The MoE Lane
Mixture-of-Experts models are the high-leverage case: Mixtral-8×7B is 47B params but only 13B active per token; DeepSeek-V3 is 671B with 37B active. Most experts sit cold. Without placement you OOM (all experts in VRAM) or crawl (all in RAM). With placement: hot in VRAM, warm in RAM, cold on NVMe — fits and fast.
The three tiers
Section titled “The three tiers”| Tier | Holds | Bound by |
|---|---|---|
| VRAM | always-active shared/attention layers, hot experts, KV working set | physical VRAM (hard ceiling) |
| Pinned RAM | warm experts, KV spill, prefetch staging | PCIe (~50 GB/s sustained, measured) |
| NVMe | cold experts (gated), cold KV | random-QD1 (≪ sequential — the number that matters) |
No magic overflow — every byte has a declared home. CUDA Unified-Memory oversubscription is unavailable on Windows/WSL2 (NVIDIA-confirmed) and the wrong tool for decode even on Linux.

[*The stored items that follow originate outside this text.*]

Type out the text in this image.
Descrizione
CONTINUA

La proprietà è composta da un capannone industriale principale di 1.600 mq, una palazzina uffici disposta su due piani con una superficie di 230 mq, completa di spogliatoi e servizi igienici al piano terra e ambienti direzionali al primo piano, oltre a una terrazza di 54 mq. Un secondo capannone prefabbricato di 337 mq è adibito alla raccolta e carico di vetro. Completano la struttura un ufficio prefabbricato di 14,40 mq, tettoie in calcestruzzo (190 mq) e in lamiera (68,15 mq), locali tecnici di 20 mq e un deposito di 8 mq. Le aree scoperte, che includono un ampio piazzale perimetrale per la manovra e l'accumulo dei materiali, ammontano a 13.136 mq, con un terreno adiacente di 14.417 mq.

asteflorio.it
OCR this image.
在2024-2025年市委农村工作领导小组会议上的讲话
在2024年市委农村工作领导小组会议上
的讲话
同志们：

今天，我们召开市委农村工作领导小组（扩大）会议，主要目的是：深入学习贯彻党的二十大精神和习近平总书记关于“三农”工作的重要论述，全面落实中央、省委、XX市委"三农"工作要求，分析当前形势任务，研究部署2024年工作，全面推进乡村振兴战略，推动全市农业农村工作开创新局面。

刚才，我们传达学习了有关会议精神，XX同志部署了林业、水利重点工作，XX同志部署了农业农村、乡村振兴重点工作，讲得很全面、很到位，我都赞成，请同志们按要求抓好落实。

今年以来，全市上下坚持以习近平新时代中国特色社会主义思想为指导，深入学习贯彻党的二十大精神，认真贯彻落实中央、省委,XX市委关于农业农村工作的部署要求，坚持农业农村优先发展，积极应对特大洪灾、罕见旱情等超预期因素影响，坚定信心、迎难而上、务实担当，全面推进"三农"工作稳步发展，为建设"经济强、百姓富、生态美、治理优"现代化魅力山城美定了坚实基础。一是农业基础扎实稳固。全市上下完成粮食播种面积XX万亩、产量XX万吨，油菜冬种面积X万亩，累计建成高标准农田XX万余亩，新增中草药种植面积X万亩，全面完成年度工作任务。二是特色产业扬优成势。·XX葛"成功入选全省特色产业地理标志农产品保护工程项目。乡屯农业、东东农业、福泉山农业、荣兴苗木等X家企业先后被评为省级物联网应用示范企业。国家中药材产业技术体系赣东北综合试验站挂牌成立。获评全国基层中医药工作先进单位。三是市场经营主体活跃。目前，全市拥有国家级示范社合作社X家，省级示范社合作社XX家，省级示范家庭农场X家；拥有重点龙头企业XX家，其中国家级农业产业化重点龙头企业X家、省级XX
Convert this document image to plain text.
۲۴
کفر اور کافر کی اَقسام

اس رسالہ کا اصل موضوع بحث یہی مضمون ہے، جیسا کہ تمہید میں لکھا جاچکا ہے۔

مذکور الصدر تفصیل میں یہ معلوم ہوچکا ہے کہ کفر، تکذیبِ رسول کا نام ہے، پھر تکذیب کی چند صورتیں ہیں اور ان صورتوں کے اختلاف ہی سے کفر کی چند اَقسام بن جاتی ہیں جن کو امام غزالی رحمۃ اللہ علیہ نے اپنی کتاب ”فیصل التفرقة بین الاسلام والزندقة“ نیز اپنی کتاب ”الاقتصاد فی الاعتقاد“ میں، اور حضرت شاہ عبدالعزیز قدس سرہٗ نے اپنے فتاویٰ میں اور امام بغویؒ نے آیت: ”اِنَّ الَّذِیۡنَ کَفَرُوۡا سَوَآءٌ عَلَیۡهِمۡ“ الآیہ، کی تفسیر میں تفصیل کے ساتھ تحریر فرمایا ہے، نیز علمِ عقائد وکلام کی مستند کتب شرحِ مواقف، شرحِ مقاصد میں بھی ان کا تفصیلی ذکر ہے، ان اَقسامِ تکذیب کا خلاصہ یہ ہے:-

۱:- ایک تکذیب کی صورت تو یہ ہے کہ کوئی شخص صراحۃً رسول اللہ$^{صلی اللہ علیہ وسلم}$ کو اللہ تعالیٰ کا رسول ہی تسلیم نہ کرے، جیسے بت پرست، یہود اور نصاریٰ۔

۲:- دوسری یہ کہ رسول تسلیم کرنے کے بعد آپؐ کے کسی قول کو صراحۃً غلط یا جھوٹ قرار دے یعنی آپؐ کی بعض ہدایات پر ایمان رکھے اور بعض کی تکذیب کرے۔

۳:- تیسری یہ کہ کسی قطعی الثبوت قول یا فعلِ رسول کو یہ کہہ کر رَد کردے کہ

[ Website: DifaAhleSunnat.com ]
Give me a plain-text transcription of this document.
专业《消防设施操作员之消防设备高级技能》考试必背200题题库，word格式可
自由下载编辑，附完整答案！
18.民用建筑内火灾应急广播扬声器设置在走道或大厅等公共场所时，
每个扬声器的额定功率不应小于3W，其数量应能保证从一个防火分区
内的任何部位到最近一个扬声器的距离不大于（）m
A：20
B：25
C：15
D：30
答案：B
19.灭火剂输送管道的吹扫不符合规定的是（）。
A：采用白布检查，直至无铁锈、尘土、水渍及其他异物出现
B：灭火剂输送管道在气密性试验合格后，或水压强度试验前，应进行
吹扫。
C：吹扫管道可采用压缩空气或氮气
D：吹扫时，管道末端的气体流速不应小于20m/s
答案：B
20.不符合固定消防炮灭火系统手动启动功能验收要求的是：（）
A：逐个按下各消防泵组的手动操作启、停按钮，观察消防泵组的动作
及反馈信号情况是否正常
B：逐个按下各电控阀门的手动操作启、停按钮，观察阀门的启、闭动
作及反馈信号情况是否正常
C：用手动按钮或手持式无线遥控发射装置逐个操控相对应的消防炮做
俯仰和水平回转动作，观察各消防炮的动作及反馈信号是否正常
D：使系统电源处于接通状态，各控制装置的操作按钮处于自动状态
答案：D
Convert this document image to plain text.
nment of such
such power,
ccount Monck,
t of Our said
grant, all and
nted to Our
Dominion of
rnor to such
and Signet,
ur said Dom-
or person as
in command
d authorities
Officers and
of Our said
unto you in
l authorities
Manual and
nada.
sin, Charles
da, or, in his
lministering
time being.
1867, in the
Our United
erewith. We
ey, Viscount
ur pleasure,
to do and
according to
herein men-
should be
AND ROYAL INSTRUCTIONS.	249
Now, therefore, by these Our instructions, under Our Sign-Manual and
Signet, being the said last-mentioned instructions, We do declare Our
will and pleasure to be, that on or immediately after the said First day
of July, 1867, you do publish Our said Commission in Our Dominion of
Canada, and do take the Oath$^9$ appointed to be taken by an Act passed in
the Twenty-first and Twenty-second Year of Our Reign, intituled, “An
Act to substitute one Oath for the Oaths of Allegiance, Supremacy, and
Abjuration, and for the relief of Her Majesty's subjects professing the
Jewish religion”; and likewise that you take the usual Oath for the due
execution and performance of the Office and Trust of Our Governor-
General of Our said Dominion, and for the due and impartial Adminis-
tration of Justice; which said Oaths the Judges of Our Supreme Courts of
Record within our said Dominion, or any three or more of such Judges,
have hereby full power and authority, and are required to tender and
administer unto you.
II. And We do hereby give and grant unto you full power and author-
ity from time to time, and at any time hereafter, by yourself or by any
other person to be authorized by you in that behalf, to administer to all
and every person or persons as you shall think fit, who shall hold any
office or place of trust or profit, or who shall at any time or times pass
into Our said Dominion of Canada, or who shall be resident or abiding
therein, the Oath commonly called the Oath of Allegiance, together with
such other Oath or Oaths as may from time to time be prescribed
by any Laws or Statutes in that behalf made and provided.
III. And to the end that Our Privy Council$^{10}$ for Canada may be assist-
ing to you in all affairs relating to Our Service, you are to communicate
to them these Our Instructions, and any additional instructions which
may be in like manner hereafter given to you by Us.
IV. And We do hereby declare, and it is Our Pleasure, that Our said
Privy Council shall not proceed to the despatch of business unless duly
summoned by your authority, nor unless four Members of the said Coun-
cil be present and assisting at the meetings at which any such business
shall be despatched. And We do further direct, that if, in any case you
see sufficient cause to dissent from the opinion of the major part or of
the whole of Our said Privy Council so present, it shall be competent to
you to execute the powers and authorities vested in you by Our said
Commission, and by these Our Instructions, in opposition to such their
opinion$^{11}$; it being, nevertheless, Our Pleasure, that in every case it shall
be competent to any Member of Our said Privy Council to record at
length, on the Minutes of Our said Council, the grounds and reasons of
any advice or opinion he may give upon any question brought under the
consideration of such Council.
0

What ships today: per-layer tiering
Section titled “What ships today: per-layer tiering”llama.cpp --n-cpu-moe N keeps attention + shared layers in VRAM and routes the first N MoE layers’ experts to CPU RAM (computed on CPU, KTransformers-style — not PCIe streaming). Raise N to fit, lower for speed. The planner computes the minimal N that fits VRAM, and refuses if even all-experts-on-CPU won’t clear the floor.
Proven live on Qwen3-30B-A3B-Q4_K_M (RTX 5090, in-container):
| N | ceiling tok/s | measured decode | realized | floor |
|---|---|---|---|---|
| 0 | 738 | 302.4 | 41% (overhead-bound) | cleared |
| 24 | 69 | 41.9 | 61% (CPU-bw-bound) | cleared |
| 48 | 36 | 20.4 | 56% | cleared |
The recalibration loop
Section titled “The recalibration loop”The closed-form decode estimate is a roofline ceiling — peak bandwidth, zero overhead, a true upper bound. Real decode is a fraction of it. So the planner emits a calibrated forecast with a band:
ceiling (closed form) × realized efficiency (measured) = calibrated forecast ± bandA receipt records measured ÷ ceiling as a calibration point; the next plan scales its ceiling by the fitted efficiency. The verifier is a real llama-bench run — a different mechanism than the planner’s math.
Per-expert tiering is gated on a measurement
Section titled “Per-expert tiering is gated on a measurement”True hot/warm/cold tiering within a layer needs a runtime expert-slot cache, because stock llama.cpp stores a layer’s experts as one fused tensor (-ot is per-layer only). Before building that cache for a model, the concentration gate measures whether the routing is even skewed enough to be worth it. On Qwen3-30B-A3B it isn’t (near-uniform) — so the per-layer hot tier ships now, and the per-expert cache waits for a model that passes the gate.